Many manufacturers have also found that, with a relatively small investment, they can develop closer, more productive and profitable relationships with customers and trading partners. They offer online portals, where these external stakeholders can review and submit documents, review product and design choices, access multimedia training content, and more. Companies can use templates and reusable elements to streamline portal design and offer a welcoming, branded environment. With multifactor authentication and other data protection capabilities, portals can also be highly secure.
Standardized, robust devices like Microsoft HoloLens deliver AR and MR capabilities to anybody, anywhere, offering practical training and closing gaps in expertise when machinery poses unique challenges.
CLOSING CAPABILITIES GAPS WITH VIRTUAL AND MIXED REALITY
Before the pandemic, many manufacturers were already exploring augmented reality (AR), virtual reality (VR), and mixed reality (MR) combining VR, AR, and physical environments.

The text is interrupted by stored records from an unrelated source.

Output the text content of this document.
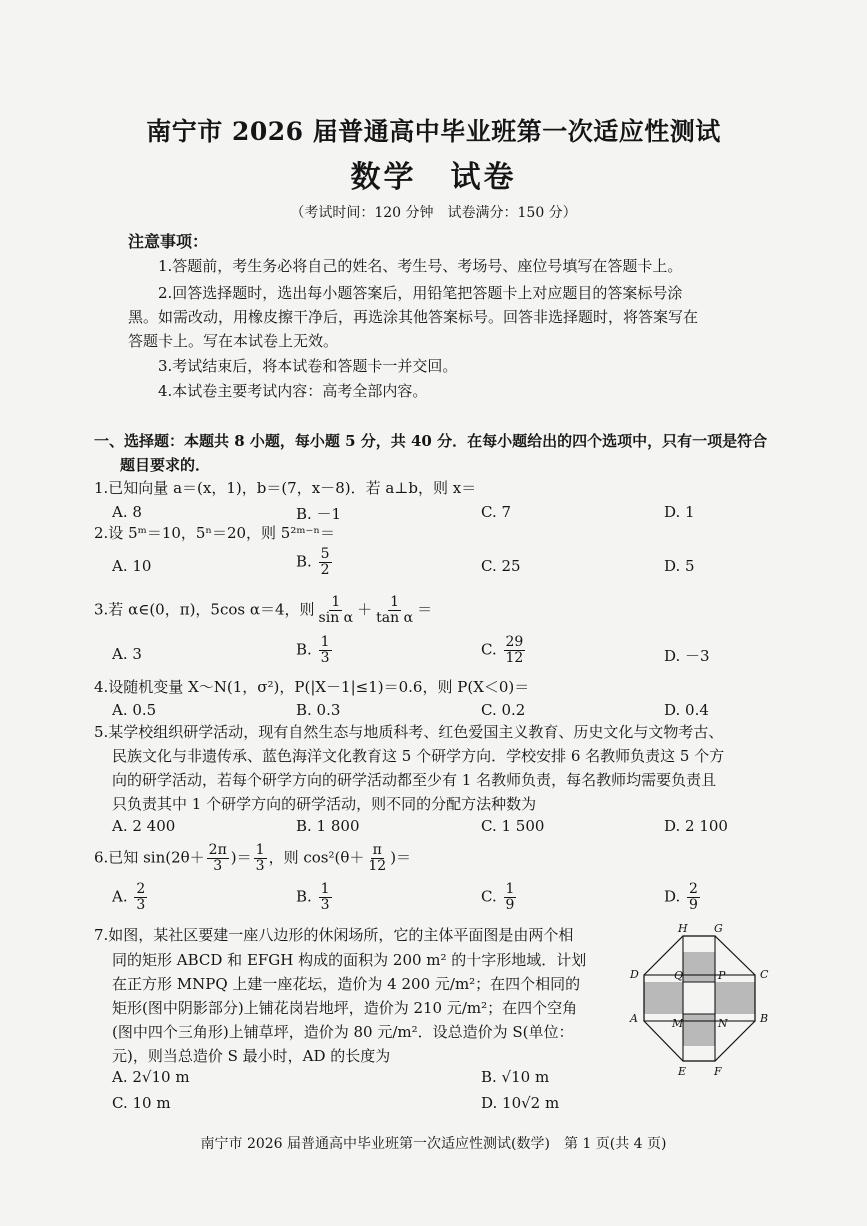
南宁市 2026 届普通高中毕业班第一次适应性测试
数学 试卷
（考试时间：120 分钟　试卷满分：150 分）
注意事项：
1.答题前，考生务必将自己的姓名、考生号、考场号、座位号填写在答题卡上。
2.回答选择题时，选出每小题答案后，用铅笔把答题卡上对应题目的答案标号涂
黑。如需改动，用橡皮擦干净后，再选涂其他答案标号。回答非选择题时，将答案写在
答题卡上。写在本试卷上无效。
3.考试结束后，将本试卷和答题卡一并交回。
4.本试卷主要考试内容：高考全部内容。
一、选择题：本题共 8 小题，每小题 5 分，共 40 分．在每小题给出的四个选项中，只有一项是符合
题目要求的．
1.已知向量 a＝(x，1)，b＝(7，x－8)．若 a⊥b，则 x＝
A. 8	B. －1	C. 7	D. 1
2.设 5ᵐ＝10，5ⁿ＝20，则 5²ᵐ⁻ⁿ＝
A. 10	B. $\frac{5}{2}$	C. 25	D. 5
3.若 α∈(0，π)，5cos α＝4，则 $\frac{1}{\text{sin α}} + \frac{1}{\text{tan α}}$ ＝
A. 3	B. $\frac{1}{3}$	C. $\frac{29}{12}$	D. －3
4.设随机变量 X～N(1，σ²)，P(|X－1|≤1)＝0.6，则 P(X＜0)＝
A. 0.5	B. 0.3	C. 0.2	D. 0.4
5.某学校组织研学活动，现有自然生态与地质科考、红色爱国主义教育、历史文化与文物考古、
民族文化与非遗传承、蓝色海洋文化教育这 5 个研学方向．学校安排 6 名教师负责这 5 个方
向的研学活动，若每个研学方向的研学活动都至少有 1 名教师负责，每名教师均需要负责且
只负责其中 1 个研学方向的研学活动，则不同的分配方法种数为
A. 2 400	B. 1 800	C. 1 500	D. 2 100
6.已知 $\sin(2\theta+ \frac{2\pi}{3}$ )＝ $\frac{1}{3}$ ，则 $\cos^2(\theta+ \frac{\pi}{12}$ )＝
A. $\frac{2}{3}$	B. $\frac{1}{3}$	C. $\frac{1}{9}$	D. $\frac{2}{9}$
7.如图，某社区要建一座八边形的休闲场所，它的主体平面图是由两个相
同的矩形 ABCD 和 EFGH 构成的面积为 200 m² 的十字形地域．计划
在正方形 MNPQ 上建一座花坛，造价为 4 200 元/m²；在四个相同的
矩形(图中阴影部分)上铺花岗岩地坪，造价为 210 元/m²；在四个空角
(图中四个三角形)上铺草坪，造价为 80 元/m²．设总造价为 S(单位：
元)，则当总造价 S 最小时，AD 的长度为
A. 2√10 m	B. √10 m
C. 10 m	D. 10√2 m
H G
C
B
F
E
A
D	Q	P
M	N
南宁市 2026 届普通高中毕业班第一次适应性测试(数学)　第 1 页(共 4 页)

For example, VR modeling can enable engineers and technologists in multiple locations to collaborate on product designs or to workshop new product capabilities with customers. AR, VR, and MR can keep engineering collaborations and many other activities going when travel is not safe, too costly, or too disruptive. AR and MR also support many possible scenarios for training or supporting professionals at a job site, maybe with real-time assistance from an expert mentor at another location.
Standardized, robust devices like Microsoft HoloLens deliver AR and MR capabilities to anybody, anywhere, offering practical training and closing gaps in expertise when machinery poses unique challenges. Using MR this way may allow manufacturers to assign broadly trained technicians to work on their own or customers’ machinery, getting the work done sooner and without incurring the costs of in-depth, specialized training on certain tools or equipment types for the entire maintenance or services team. HoloLens can integrate with Microsoft Dynamics 365, the ERP system, so mobile service technicians can access technical documentation and customer information on the Dynamics platform.